As if on cue, Wullie groaned. I moved over to kneel by his side. His face was grey where it wasn’t white. A trickle of spit with flecks of blood oozed from his mouth. I’d seen enough battle wounds to know he was in deep shock. There was no saying what internal damage he was suffering from the cracked ribs. But the worst possibility was bleeding in the brain from the blows to his head.
‘He’s dying. He needs a hospital right now!’
Maxwell spat, ‘Fat chance, Brodie. It was his bloody digging around that caused all this. You think I give a shit what happens to this bloody hack now? You three are just loose ends we’re about to tidy up.’ He’d come through the door and was standing alongside Moira. She turned and tapped his cheek playfully.
‘Just ignore them for a bit, darling. We really do need to get ready.’
Sam’s mouth was open. ‘Darling? Don’t tell me? Don’t tell me you and Charlie are . . .?’
‘Lovers? Why, yes, Samantha.
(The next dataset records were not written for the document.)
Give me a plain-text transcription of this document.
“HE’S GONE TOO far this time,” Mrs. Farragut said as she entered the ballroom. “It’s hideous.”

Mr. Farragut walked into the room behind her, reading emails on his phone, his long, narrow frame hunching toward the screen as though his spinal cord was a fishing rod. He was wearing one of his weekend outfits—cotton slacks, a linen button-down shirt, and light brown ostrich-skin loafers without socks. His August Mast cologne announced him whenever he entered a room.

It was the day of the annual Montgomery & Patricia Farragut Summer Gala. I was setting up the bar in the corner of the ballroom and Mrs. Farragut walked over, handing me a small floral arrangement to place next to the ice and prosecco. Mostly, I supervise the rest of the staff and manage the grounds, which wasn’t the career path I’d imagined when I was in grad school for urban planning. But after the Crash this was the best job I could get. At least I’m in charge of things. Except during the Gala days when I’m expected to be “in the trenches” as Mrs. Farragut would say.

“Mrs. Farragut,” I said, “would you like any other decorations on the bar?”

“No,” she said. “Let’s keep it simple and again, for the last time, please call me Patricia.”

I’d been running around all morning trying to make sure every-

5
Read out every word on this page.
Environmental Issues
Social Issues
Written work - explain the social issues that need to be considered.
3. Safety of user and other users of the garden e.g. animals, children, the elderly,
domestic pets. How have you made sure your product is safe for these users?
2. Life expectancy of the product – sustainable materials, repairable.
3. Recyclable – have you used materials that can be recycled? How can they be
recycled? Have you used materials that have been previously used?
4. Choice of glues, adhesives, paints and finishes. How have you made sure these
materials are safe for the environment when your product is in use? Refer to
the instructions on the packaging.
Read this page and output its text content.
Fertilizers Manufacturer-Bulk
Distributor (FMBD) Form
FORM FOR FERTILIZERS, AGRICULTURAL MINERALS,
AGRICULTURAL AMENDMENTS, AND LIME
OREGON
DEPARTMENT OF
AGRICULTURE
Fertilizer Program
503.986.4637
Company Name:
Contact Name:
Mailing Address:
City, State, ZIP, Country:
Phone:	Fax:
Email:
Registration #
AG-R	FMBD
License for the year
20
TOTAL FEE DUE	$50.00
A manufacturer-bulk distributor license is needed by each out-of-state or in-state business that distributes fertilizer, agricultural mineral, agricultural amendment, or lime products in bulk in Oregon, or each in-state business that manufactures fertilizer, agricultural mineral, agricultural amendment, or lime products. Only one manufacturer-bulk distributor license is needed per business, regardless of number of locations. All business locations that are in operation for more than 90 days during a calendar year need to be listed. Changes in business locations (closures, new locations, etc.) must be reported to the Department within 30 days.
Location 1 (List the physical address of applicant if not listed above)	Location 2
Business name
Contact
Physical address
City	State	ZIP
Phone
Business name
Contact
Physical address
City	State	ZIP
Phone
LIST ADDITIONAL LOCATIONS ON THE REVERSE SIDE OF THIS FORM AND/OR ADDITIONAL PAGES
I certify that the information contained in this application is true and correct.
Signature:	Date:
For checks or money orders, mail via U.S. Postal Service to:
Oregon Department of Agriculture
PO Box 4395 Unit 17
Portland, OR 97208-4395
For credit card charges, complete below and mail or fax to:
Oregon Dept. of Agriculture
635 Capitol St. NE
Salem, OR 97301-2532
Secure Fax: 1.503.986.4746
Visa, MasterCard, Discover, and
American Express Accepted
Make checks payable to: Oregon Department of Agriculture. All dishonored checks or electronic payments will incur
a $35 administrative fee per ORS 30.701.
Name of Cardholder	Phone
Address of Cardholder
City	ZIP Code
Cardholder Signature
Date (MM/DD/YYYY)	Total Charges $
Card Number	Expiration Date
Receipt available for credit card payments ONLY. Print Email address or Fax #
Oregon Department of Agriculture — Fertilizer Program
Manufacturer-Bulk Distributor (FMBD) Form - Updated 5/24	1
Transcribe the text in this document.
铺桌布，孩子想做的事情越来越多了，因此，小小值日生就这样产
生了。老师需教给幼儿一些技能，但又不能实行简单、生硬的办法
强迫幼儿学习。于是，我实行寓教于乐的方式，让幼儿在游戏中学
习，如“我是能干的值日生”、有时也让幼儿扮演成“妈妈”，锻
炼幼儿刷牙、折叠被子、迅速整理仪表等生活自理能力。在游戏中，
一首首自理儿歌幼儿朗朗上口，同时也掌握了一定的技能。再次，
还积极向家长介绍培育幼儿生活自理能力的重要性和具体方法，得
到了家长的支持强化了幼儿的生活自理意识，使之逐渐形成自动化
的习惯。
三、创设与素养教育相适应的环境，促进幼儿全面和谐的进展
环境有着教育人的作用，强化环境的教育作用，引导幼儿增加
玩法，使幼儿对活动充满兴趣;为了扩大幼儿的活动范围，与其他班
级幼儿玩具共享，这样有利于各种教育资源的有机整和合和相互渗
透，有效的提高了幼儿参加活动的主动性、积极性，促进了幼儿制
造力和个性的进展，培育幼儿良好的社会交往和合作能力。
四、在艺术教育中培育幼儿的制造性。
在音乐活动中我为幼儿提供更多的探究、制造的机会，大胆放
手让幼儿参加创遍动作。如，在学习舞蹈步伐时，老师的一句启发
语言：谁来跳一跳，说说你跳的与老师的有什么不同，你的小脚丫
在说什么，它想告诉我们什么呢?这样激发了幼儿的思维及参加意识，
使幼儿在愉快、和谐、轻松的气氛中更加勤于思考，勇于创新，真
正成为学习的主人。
You are slow today. For quite a while now.’ She smiled and Charlie looked, well, like a Charlie.
‘One title not enough for you, Moira? Or has Kenny run out of money?’
‘Something like that. Have you any idea how dreary Helensburgh is?’
‘Christ! I don’t who I feel sorry for the most,’ said Sam.
Moira stepped forward and struck Sam across the mouth. ‘I’ve been wanting to do that for years, you stuck-up little bitch!’
Sam threw herself at her tormentor and bundled her to the floor. Moira screamed as Sam grabbed her finely coiffed mane with her left hand and started slapping her with the other.
‘Stuck up, am I, Moira? We’ll see how stuck up I am!’
Maxwell moved to hit her with the stock of his shotgun and I kicked out, smashing him against the wall. He bounced back, the gun coming up, aiming for my chest. I dropped on top of the struggling women. I made sure Moira was well tangled up in our embrace. I shouted at Charlie, ‘Shoot and you’ll hit your lover!’
Maxwell jerked his barrel up in frustration. I held on tight to both women and said in Sam’s ear, ‘Sam, get up slowly but keep her between you and Charlie.’
I helped her haul up the sobbing, screeching Moira, using her body as a shield. ‘Take it easy, Maxwell! We’ll let her go!’
Maxwell stood back, chest heaving, as Moira struggled in our embrace. Her smart locks were a tangled knot of hair and straw. Her eyes were wide and shocked. Her cheeks bore Sam’s hand prints in red. One by one, her pearls began dropping to the floor.
I couldn’t resist. ‘Before swine, eh, Maxwell?’
Moira tore herself free. She wrenched the remaining pearls from her neck and flung them at me. She screamed, ‘Give me the gun, Charlie. Give me the bloody gun!’
Maxwell looked uncertain and then resolute. He began to hand over the shotgun when a shout went up from outside. Then the rumble of a truck could be heard coming from the forest road.